/ Altitude Sickness medication?
What do you think?
I think you should make some attempt to acclimatise properly rather than relying on medication, particularly any that go some way to masking the effects of altitude sickness.
I would be interested to read the source recommending ibuprofen if you have it?
> I would be interested to read the source recommending ibuprofen if you have it?
at the end it says
'Two recent studies showed that Ibuprofen 600 milligrams three times daily was effective at preventing AMS. But it was not clear if this affected HAPE or HACE'
with two refs from 2012
don't fancy llamas
What is your acclimatisation schedule. If it's quicker than ideal, then Diamox may well help. If it's a steady acclimatisation, then Diamox won't be an advantage and could possibly be the opposite.
The key is to acclimatise properly without artificial aids. Walk in starting from around 1000 metres, and very slowly ascending only 1000 metres each day, and I mean slowly, even if its only a couple of miles, take all day and drink plenty.
On the third day you will be at 4000 metres fully acclimatised, but don't go higher on the fourth day.
This was the advice of a guide I hired, who kept having to stop me walking/climbing too fast, insisting frequent sit downs for deep meaningful conversations and a drink. We then slept each night at around 4,500 metres, and climbed to over 5000 metres each day, and I never had the slightest problem.
His advice was "Don't hit altitude, or it will hit you back. You have to sneak up on it so it doesn't notice."
> I think you should make some attempt to acclimatise properly rather than relying on medication, particularly any that go some way to masking the effects of altitude sickness.
My understanding is that Diamox does not "mask" AMS, rather that "if you feel better(after taking Diamox)you are better"
> What is your acclimatisation schedule.
flying in to 3000m. Then 3 days of acclimisation, hiking up but sleeping at this height.
> flying in to 3000m. Then 3 days of acclimisation, hiking up but sleeping at this height.
OK, it's higher than ideal for flying in, so you could justify Diamox. The possible snag with Diamox is that you will feel fine initially but it may slow acclimatisation. Of course if you keep taking it, this may not matter. There's no easy answer. I flew in to 3400m last year and took Diamox, felt fine but later regretted it as the others who didn't take it, acclimatised faster than me. My personal thought is that if you don't need it, don't take it, but keep it as a back-up if things don't go well. This is what I'm going to do this year. I'm not a medic and everyone reacts differently.
I'd definitely use it again, but only after trying to acclimatise naturally.

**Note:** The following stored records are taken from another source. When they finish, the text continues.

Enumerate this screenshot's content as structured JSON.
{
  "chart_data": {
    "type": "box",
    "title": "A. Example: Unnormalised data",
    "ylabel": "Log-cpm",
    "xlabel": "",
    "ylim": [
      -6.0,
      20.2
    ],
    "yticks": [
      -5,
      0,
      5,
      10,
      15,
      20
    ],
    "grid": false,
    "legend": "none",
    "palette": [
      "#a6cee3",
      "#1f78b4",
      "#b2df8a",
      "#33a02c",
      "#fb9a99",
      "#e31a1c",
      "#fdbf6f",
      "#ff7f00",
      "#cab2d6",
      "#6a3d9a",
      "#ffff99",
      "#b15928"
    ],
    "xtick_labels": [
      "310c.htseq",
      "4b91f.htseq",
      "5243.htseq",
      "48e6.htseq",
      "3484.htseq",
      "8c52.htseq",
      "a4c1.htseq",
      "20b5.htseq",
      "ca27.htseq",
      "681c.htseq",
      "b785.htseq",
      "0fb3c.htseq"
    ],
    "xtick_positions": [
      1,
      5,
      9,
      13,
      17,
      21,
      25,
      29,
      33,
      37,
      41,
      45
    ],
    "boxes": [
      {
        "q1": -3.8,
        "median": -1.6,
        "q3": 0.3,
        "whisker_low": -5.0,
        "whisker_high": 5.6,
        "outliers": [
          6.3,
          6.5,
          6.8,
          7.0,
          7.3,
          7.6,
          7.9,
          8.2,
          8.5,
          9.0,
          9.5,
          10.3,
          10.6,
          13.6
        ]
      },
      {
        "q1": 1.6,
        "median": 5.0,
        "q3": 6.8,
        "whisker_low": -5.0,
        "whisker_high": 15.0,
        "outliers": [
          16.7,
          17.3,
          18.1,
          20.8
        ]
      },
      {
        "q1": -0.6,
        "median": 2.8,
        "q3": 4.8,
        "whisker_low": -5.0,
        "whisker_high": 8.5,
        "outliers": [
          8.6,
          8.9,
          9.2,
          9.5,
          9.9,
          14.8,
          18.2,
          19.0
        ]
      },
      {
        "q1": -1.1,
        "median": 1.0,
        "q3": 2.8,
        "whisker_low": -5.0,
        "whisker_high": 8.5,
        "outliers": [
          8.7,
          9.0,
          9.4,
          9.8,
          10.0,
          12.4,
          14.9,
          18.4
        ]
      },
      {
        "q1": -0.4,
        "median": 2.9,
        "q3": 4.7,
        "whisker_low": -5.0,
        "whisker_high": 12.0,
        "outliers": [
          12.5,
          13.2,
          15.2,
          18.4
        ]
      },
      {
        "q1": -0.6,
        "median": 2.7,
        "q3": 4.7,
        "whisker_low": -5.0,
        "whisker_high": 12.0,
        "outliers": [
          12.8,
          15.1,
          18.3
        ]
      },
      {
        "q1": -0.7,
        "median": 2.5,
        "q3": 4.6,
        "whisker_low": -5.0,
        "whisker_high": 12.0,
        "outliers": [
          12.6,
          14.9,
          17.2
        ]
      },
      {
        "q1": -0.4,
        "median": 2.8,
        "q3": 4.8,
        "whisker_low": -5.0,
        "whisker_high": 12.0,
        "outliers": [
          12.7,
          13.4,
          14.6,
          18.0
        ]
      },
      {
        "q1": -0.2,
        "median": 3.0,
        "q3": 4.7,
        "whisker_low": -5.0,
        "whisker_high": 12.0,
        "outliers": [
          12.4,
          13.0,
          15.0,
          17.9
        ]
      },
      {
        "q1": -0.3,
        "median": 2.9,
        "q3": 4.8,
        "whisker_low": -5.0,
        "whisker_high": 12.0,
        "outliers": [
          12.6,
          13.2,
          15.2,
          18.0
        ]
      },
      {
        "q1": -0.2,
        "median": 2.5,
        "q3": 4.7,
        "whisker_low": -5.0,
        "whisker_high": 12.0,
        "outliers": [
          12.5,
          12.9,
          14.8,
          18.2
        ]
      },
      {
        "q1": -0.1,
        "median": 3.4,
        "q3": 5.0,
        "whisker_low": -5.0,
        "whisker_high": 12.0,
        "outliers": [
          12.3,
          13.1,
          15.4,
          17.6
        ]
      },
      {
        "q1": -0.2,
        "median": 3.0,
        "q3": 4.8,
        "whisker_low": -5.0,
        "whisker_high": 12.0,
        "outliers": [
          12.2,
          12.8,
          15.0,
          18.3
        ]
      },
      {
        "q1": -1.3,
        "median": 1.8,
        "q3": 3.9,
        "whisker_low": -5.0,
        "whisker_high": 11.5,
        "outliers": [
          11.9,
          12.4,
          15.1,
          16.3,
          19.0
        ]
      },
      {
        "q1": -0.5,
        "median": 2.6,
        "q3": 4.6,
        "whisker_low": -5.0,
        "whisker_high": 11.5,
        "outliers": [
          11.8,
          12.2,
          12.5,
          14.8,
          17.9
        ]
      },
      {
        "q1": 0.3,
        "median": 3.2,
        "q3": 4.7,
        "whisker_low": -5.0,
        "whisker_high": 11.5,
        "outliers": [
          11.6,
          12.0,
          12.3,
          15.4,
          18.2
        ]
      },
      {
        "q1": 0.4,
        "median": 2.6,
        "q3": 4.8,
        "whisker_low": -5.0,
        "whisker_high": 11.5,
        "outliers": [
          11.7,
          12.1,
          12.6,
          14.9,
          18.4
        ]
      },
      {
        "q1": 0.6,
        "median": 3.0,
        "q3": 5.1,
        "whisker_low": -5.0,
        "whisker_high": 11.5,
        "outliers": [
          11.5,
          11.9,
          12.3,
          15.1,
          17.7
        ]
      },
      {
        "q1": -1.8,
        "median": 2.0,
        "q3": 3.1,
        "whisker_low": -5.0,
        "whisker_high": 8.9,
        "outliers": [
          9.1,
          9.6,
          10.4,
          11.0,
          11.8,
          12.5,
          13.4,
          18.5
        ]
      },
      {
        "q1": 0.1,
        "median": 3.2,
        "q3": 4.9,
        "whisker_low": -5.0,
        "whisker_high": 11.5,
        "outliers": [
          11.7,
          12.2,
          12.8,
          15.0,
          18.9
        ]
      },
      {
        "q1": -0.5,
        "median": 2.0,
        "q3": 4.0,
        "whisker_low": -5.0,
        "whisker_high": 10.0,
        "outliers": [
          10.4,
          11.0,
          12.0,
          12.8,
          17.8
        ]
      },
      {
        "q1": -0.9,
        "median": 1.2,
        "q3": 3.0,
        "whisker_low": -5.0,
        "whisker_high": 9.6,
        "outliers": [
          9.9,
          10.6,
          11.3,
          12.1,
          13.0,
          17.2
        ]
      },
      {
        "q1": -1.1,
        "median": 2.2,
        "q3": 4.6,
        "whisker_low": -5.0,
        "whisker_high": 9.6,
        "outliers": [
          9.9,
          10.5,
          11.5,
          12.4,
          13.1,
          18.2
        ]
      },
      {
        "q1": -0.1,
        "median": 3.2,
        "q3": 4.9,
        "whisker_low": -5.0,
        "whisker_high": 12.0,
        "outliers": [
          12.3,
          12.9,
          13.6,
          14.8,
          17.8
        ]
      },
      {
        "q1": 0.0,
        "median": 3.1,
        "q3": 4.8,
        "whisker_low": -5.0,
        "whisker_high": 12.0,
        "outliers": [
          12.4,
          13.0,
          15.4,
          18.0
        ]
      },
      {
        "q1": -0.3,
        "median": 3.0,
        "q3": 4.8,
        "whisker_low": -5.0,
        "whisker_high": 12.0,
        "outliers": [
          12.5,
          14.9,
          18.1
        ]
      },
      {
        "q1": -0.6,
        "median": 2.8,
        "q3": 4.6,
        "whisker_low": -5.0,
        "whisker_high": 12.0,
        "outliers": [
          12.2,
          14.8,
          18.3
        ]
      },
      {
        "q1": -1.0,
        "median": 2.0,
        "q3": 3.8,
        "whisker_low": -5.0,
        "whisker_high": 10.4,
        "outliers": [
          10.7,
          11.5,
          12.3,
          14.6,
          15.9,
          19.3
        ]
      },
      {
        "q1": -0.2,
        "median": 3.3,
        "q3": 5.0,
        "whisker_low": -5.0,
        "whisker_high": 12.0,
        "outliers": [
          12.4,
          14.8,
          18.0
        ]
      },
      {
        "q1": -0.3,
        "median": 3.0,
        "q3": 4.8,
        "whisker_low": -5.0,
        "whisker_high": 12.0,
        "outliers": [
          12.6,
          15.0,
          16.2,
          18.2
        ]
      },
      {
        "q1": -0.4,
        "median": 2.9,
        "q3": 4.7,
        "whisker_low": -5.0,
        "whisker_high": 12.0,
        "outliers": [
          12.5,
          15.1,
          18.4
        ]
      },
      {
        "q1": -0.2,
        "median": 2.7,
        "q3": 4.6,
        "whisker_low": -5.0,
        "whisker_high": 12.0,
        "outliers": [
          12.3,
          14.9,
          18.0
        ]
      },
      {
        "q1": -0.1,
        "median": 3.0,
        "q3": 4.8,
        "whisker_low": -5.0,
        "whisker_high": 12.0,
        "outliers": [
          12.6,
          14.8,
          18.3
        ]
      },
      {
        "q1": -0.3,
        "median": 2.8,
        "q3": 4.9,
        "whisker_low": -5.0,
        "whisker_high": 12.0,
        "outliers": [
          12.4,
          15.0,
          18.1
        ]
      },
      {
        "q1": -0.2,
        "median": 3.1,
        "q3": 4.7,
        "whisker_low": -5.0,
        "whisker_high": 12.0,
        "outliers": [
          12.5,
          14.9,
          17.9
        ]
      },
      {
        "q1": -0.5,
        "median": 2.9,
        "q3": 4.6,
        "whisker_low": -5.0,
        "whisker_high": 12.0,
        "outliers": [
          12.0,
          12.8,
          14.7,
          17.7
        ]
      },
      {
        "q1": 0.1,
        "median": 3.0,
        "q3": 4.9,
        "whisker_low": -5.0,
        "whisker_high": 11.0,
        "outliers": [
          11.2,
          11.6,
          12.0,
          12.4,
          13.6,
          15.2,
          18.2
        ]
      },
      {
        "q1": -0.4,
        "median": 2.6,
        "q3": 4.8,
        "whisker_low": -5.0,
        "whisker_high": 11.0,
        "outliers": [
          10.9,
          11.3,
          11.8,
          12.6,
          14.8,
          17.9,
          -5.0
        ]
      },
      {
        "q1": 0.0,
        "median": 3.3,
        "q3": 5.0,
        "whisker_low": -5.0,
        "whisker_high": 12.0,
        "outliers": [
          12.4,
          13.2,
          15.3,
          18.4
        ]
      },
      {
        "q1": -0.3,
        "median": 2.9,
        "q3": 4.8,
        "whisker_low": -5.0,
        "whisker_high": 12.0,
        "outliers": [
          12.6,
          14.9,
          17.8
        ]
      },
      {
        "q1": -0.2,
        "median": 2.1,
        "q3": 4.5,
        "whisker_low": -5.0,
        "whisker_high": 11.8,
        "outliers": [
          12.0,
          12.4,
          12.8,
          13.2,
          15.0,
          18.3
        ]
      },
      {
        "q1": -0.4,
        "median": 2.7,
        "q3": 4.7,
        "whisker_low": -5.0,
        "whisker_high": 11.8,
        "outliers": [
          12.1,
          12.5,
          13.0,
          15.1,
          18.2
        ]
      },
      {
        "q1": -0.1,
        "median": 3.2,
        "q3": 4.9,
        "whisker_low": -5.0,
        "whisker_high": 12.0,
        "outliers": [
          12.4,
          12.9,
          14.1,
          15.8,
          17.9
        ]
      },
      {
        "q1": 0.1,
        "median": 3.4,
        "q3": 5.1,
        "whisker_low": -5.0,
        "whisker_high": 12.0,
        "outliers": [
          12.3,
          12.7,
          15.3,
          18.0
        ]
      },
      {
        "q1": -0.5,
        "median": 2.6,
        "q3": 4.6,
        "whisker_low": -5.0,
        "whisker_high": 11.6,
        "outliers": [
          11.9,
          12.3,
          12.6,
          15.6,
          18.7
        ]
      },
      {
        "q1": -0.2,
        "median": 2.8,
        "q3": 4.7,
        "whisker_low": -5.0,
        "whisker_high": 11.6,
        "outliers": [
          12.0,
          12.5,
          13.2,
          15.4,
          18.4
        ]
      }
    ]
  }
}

WATER (be FULLY rehydrated)
VIT C (take more than usual in supplements and fresh fruit)
painkillers help when you start to suffer (you will)
Diamox and any other local remedies may be good for initial height gain from flight.
take the walking slow and steady and if at all possible acclimatise correctly.
I have been at high altitude numerous times, numerous places. Suffered badly and still managed through. Most times it was not possible for me to acclimatise properly.